A few months later Kristy and I took her to see Kung Fu Panda, We choose the movie because there was a scene in the Trailers where Po (the Panda) is climbing the stairs gets to the top and sits down for a break because he is out of breath and tired. The first time she saw it she pointed at the panda and Said “he’s like Uncle Brian” I thought that was cute did not think anything about it. We saw the movie and in the middle there is a scene where The kung fu Master asks Po why he does not quit, Po say because all the pain the master panda put him through, does not compare to the pain he goes through out in village everyday where the others make fun of him.
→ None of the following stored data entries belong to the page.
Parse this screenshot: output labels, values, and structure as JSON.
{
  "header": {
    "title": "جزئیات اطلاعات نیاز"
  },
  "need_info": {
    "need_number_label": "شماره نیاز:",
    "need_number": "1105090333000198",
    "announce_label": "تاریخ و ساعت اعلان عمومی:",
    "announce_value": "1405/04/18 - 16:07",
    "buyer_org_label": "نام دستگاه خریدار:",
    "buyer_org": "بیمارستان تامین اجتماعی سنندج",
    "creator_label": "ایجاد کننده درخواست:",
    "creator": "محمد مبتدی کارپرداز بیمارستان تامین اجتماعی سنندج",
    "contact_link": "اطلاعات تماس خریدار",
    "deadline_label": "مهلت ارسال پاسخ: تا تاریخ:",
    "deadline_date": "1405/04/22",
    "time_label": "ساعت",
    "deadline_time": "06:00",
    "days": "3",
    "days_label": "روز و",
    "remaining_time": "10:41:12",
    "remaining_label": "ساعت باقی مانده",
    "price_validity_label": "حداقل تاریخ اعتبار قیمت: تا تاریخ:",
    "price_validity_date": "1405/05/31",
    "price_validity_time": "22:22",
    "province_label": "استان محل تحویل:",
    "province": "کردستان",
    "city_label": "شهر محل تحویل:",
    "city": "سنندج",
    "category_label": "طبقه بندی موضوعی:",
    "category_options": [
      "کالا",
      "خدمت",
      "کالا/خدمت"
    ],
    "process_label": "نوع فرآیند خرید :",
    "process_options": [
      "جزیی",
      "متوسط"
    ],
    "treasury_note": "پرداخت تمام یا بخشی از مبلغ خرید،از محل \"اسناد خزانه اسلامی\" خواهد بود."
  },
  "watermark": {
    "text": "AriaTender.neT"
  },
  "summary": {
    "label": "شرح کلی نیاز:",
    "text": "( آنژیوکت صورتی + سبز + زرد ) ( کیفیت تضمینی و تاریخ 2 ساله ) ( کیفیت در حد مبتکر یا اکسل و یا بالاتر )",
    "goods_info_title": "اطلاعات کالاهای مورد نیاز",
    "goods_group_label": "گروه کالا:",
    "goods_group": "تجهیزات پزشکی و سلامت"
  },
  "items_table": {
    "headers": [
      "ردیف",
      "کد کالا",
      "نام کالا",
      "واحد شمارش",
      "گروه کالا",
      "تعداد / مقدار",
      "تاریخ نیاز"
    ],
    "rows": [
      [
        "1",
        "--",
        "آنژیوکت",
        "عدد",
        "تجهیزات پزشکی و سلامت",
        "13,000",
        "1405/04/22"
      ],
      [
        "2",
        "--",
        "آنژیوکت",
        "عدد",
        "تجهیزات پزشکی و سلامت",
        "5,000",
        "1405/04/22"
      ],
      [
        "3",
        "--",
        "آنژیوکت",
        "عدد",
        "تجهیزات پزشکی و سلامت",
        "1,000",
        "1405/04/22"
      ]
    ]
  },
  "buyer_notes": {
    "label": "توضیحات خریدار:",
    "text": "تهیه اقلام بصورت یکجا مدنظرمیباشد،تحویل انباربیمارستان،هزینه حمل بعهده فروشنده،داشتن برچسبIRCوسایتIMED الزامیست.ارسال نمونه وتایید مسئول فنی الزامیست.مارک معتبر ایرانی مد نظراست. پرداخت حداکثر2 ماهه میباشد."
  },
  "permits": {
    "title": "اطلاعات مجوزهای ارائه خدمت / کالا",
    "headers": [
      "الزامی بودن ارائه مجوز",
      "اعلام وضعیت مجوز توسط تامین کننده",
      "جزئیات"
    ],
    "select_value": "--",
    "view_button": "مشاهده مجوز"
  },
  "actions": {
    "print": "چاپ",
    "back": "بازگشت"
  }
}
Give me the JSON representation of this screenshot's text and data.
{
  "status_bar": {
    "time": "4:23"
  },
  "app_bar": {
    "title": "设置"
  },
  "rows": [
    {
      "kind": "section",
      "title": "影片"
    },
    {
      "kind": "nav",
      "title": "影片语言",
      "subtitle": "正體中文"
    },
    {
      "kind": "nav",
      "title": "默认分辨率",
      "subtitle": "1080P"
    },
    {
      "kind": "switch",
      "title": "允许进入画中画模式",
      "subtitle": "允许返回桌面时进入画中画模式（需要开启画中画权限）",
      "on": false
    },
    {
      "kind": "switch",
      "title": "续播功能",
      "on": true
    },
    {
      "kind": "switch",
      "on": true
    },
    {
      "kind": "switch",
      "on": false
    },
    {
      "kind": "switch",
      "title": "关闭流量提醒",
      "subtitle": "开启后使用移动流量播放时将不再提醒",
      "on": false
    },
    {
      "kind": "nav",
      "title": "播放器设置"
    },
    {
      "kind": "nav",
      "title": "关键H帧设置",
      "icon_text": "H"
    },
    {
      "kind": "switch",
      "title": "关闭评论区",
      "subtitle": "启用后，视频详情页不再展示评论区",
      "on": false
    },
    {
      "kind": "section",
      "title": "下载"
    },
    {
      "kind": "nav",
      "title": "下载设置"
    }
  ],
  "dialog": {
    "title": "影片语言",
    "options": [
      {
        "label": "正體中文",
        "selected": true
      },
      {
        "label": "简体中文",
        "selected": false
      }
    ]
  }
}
Maggie leaned into me grabbing my head and pulling it close to her and asked me “do you feel that way Uncle Brian, because you are chubby too”
In the last two weeks Damir and I have pushed my body past it limits, well it feels that way. I have a goal that I want to reach in my first year. so we have turned it up a bit. Some Mornings it has been a bit of a chore to get moving. Yes there has been pain! My legs were very sore and stiff. A co worker suggested I slow it down and take a break; you don’t have push that hard. Yes I do, Not because if my first year goal, no, I need to because I don’t want to ever feel the way I felt when Maggie asked Why the woman was staring at me. Also Just like in the movie Kung fu Panda, The pain in my legs is nothing compared to the pain I feel when the small minded people in the world try and make me feel bad about my size. Also I would love for Maggie to not see me as a Chubby Guy. I don’t think Maggie see’s me as the Chubby Guy, but I do. I can’t wait until we can walk down the mall and I am not freaked that there might be a small mind person around who is going to put me down in front of Maggie. So I must keep this train on its track and stop for nothing.
So please when you see me on the hamster wheel, give me a smile because now you know why I go to alive everyday and walk on that hamster wheel.